Utah chemists help eliminate alcohol
3 Sep 2001
University of Utah chemists have developed a catalytic reaction that uses oxygen to help eliminate undesirable forms of alcohol - a new technique they hope will become a clean and inexpensive way to manufacture medicines.
'We've shown a new way to produce alcohol building blocks for drugs,' said Matt Sigman, an assistant professor of chemistry. 'We're looking to see how much we can improve this method before it might turn into some sort of industrial process.'
Sigman said the new method is among the first in which oxygen has been used by a catalyst in a reaction capable of making medicinal compounds.
Sigman and colleagues tested 10 different catalysts that were nitrogen-based compounds containing the metallic element palladium. They discovered one such catalyst, palladium II sparteine, was able to use molecules of oxygen to help change or 'oxidise' certain forms of alcohol to substances called ketones.
Sigman said the new reaction could be useful in producing medicines because the active ingredients of many drugs contain alcohols.
Those alcohols have a property called 'chirality,' which means a certain type of alcohol molecule has both a left-handed form and a right-handed form. Even though both forms contain the same atoms, one form may be active and the other may be inactive. So chemists often separate the inactive and active forms of any alcohol molecule used to make a medicine.
He said examples of medications that must be made from only the active form of a 'two-handed' or chiral molecule include the painkiller naproxen, the breast cancer drug taxol, albuterol for asthma, cholesterol-lowering Lipitor and the antiviral AIDS drug indinavir.
Left- and right-handed forms of any specific type of alcohol now are separated by other chemical reactions, including using enzymes or other catalysts.

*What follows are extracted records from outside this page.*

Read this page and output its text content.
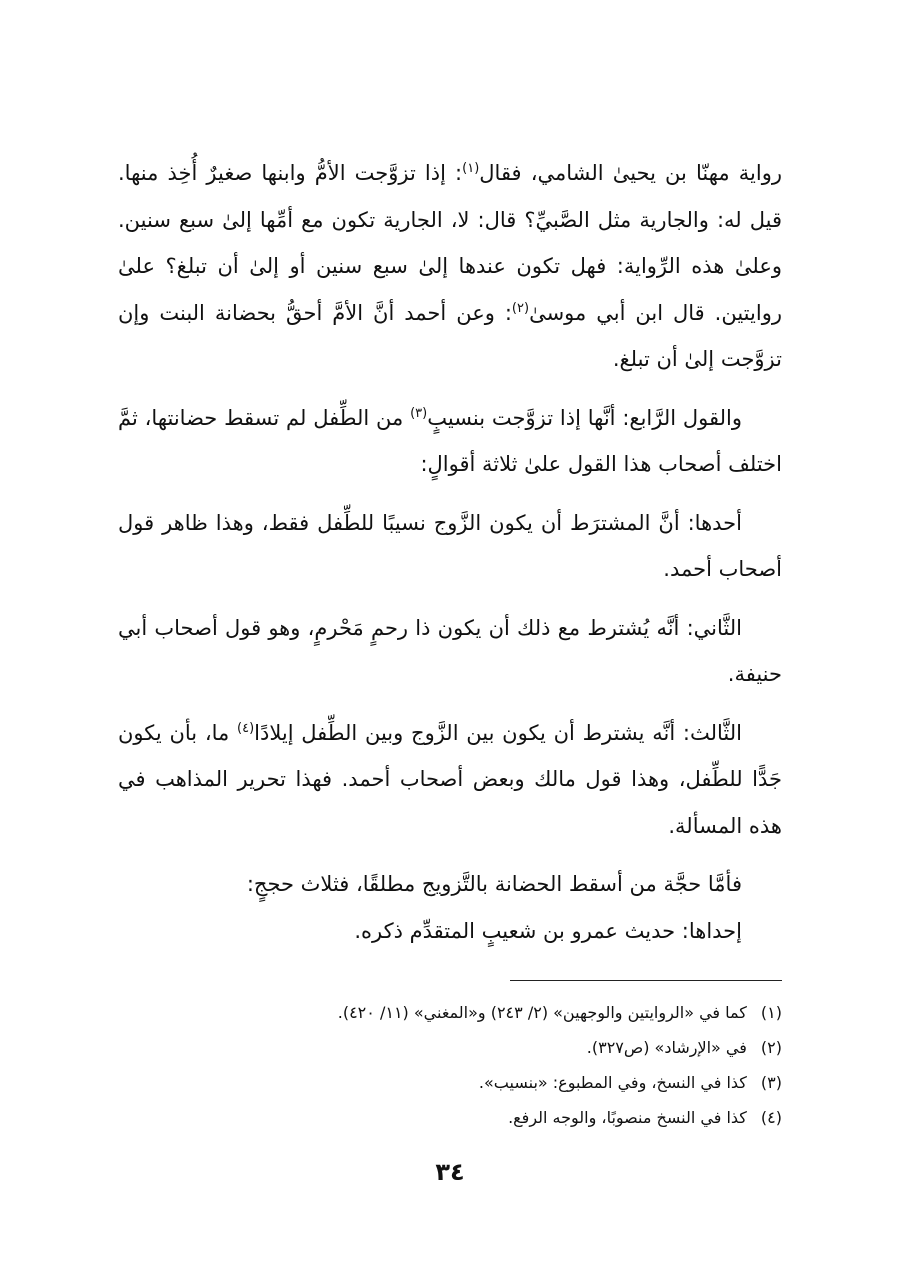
رواية مهنّا بن يحيىٰ الشامي، فقال$^{(١)}$: إذا تزوَّجت الأمُّ وابنها صغيرٌ أُخِذ منها. قيل له: والجارية مثل الصَّبيِّ؟ قال: لا، الجارية تكون مع أمِّها إلىٰ سبع سنين. وعلىٰ هذه الرِّواية: فهل تكون عندها إلىٰ سبع سنين أو إلىٰ أن تبلغ؟ علىٰ روايتين. قال ابن أبي موسىٰ$^{(٢)}$: وعن أحمد أنَّ الأمَّ أحقُّ بحضانة البنت وإن تزوَّجت إلىٰ أن تبلغ.

والقول الرَّابع: أنَّها إذا تزوَّجت بنسيبٍ$^{(٣)}$ من الطِّفل لم تسقط حضانتها، ثمَّ اختلف أصحاب هذا القول علىٰ ثلاثة أقوالٍ:

أحدها: أنَّ المشترَط أن يكون الزَّوج نسيبًا للطِّفل فقط، وهذا ظاهر قول أصحاب أحمد.

الثَّاني: أنَّه يُشترط مع ذلك أن يكون ذا رحمٍ مَحْرمٍ، وهو قول أصحاب أبي حنيفة.

الثَّالث: أنَّه يشترط أن يكون بين الزَّوج وبين الطِّفل إيلادًا$^{(٤)}$ ما، بأن يكون جَدًّا للطِّفل، وهذا قول مالك وبعض أصحاب أحمد. فهذا تحرير المذاهب في هذه المسألة.

فأمَّا حجَّة من أسقط الحضانة بالتَّزويج مطلقًا، فثلاث حججٍ:

إحداها: حديث عمرو بن شعيبٍ المتقدِّم ذكره.

(١)كما في «الروايتين والوجهين» (٢/ ٢٤٣) و«المغني» (١١/ ٤٢٠).
(٢)في «الإرشاد» (ص٣٢٧).
(٣)كذا في النسخ، وفي المطبوع: «بنسيب».
(٤)كذا في النسخ منصوبًا، والوجه الرفع.
٣٤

But any single enzyme is not effective on different kinds of alcohols.
By comparison, the new reaction has worked on most types of alcohol tried so far, Sigman said.
Sigman said the catalytic reaction that uses oxygen is better than other catalytic reactions because oxygen is inexpensive and readily available, and because the reaction results in non-toxic by-products, including water.
The Utah researchers now are trying to improve the method so it separates different forms of alcohol more efficiently without destroying any of the desired form.
Sigman also wants to improve the catalytic reaction so it can be done with air instead of pure oxygen, and at room temperature instead of 70 degrees Celsius (158 degrees Fahrenheit) - the temperature used in the recent study.